GS: Yeah, I love that, I love stepping up. Yeah. I had a friend of mine say, too, he goes, "Never take a job unless it makes you shake in your boots a little bit."
GS: So that sense of uncomfortability is the greatest place to start. I have a question for you here. What do you really think the fifth era of marketing is going to look like? What's the next inflection point for us? What do you think we got to get better or good at?
MG: Where we've got to get better and good at is we've got to find this convergence of empathy and honesty along with an ability to move the business forward. I think the fact that we have shied away from connecting purpose with profitability, brilliant creative and storytelling with science, or like you said, an authentic brand, a soulful brand with absolute hardcore exponential growth. I feel the future of marketing is finding that intersection.
On top of leveraging all the evolution in technology, leveraging AI, leveraging all the underlying strength and capabilities in the platform, and the statelessness of Web3, which to me, these are all things that are inevitable.
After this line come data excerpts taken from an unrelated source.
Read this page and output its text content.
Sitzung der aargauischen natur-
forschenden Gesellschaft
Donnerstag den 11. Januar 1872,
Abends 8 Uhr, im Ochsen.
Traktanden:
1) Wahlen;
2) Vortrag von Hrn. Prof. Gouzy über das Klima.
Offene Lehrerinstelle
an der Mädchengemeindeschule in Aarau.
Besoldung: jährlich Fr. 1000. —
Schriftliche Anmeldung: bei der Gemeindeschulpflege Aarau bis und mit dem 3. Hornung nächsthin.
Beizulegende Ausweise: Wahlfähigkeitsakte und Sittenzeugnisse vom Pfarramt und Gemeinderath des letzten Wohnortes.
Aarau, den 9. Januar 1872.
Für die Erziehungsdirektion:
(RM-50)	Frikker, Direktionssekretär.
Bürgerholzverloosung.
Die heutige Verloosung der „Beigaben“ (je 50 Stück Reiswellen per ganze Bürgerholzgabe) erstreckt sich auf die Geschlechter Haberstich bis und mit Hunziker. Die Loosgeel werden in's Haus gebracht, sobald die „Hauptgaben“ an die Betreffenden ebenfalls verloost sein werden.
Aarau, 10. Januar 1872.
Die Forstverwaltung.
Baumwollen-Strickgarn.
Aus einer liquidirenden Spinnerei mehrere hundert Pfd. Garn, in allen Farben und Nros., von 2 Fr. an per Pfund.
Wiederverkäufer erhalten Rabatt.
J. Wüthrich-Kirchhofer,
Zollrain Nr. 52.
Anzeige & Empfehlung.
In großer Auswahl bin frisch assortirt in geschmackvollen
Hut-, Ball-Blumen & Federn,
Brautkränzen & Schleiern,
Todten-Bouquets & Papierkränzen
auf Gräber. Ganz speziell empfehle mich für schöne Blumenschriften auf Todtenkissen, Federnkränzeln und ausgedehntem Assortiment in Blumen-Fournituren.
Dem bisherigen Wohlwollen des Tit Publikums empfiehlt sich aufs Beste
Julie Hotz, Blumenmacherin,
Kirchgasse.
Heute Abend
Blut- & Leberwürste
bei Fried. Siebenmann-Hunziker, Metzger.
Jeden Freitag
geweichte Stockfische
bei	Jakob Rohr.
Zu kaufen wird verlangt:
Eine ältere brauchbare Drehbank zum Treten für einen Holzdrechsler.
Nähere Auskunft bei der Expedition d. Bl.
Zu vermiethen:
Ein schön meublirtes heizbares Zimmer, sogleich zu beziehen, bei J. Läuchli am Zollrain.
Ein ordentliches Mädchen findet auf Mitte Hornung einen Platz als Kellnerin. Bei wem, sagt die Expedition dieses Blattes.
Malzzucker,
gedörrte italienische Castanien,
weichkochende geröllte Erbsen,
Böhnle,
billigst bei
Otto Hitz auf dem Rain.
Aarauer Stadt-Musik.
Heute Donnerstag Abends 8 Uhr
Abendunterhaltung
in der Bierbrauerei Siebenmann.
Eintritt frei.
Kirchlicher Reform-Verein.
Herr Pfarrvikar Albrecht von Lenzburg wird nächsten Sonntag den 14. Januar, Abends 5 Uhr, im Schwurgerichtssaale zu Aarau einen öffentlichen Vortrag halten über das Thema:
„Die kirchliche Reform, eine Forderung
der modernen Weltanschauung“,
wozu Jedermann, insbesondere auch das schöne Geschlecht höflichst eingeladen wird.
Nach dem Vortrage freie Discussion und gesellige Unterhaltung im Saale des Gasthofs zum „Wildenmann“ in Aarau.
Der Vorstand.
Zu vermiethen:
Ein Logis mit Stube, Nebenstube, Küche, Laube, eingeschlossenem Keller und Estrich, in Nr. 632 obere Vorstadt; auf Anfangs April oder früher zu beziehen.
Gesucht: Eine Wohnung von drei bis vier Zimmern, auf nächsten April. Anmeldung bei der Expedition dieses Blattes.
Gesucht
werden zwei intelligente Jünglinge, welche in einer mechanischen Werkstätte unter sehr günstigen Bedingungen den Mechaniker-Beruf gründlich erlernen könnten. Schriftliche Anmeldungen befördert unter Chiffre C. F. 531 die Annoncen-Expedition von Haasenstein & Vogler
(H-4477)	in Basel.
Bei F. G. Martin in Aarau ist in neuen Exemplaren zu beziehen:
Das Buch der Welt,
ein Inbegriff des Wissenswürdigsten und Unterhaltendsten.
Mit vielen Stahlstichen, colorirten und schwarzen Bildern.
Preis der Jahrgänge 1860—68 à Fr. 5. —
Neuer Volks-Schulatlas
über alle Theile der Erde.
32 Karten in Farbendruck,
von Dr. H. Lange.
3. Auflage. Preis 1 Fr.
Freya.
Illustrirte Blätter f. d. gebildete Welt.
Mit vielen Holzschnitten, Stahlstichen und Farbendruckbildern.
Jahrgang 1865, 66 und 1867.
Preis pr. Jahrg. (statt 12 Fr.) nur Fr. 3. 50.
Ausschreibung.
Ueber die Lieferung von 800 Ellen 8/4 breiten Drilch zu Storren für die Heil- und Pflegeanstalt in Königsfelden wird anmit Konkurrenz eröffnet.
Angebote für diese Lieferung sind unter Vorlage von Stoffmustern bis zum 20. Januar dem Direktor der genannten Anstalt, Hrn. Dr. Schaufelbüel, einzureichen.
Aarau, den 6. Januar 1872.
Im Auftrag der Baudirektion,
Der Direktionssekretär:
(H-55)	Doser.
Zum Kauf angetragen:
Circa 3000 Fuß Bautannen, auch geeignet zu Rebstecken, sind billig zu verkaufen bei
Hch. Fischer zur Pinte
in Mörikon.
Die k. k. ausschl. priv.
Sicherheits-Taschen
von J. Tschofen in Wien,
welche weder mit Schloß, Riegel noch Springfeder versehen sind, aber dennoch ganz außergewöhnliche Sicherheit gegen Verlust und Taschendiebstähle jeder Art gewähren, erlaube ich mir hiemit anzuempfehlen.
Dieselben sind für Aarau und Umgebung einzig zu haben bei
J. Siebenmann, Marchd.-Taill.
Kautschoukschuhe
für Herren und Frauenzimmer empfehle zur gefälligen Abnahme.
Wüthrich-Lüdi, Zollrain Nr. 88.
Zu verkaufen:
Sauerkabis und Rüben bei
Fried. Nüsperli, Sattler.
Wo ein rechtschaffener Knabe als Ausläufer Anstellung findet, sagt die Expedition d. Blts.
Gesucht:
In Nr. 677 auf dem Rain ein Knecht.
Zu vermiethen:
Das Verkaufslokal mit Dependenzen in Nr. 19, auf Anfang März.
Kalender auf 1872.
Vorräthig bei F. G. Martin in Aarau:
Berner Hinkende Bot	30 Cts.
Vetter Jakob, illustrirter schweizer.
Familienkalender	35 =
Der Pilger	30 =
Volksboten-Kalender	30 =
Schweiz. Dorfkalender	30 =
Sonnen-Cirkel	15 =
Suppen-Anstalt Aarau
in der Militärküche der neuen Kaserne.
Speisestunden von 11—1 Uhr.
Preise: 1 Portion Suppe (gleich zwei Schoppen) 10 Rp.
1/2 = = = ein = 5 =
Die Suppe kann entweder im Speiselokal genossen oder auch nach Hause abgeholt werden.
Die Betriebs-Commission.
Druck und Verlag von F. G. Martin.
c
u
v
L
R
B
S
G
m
It may seem unreal right now, but these are all things inevitable. And while marketing will evolve, the important thing will be that we don't lose the foundation, which is still that empathy and compassion and the soul while moving the needle for the business.
GS: Wow. There you go, everybody. I think that ends up in the liner notes for everybody to share beyond, so there you go. Okay, let's do a couple of wrap-up questions. Whose work or what other company's work do you really admire? Who's caught your attention either of late or sometime in the past? There's no time limit to that.
MG: Yeah, there are a couple of examples that come out. One, I'll be amiss if I didn't mention Spotify and the Wrapped and year in music. I was right there witnessing it. I think it's a brilliant example of the magic you create because when you combine the power of product, both from an operating standpoint, because we really worked closely with product, data science, and just brilliant creative and storytelling. That was not just in terms of what a single function did, but what we all did together as a cross-functional unit. That was the outcome of all of that. And it's still running and still humming, and it's created a whole wave that many, many brands around the world adopt during that time of the year.
And then one more recently, which excited me was the work that Burger King did around two years back. The reason why it excited me was it used creative storytelling in a very commoditized category to bring a lot of dialogue and conversation, and moved the needle.
GS: What did they do? Which one? What are you referring to?
MG: It's the Whopper. I think it was called the Moldy Whopper. It took a lot of courage.
GS: Oh my God, huge courage. I often look at that and I go, "Would I have had the sense of leadership to pull that off at a company? Oh, I don't know."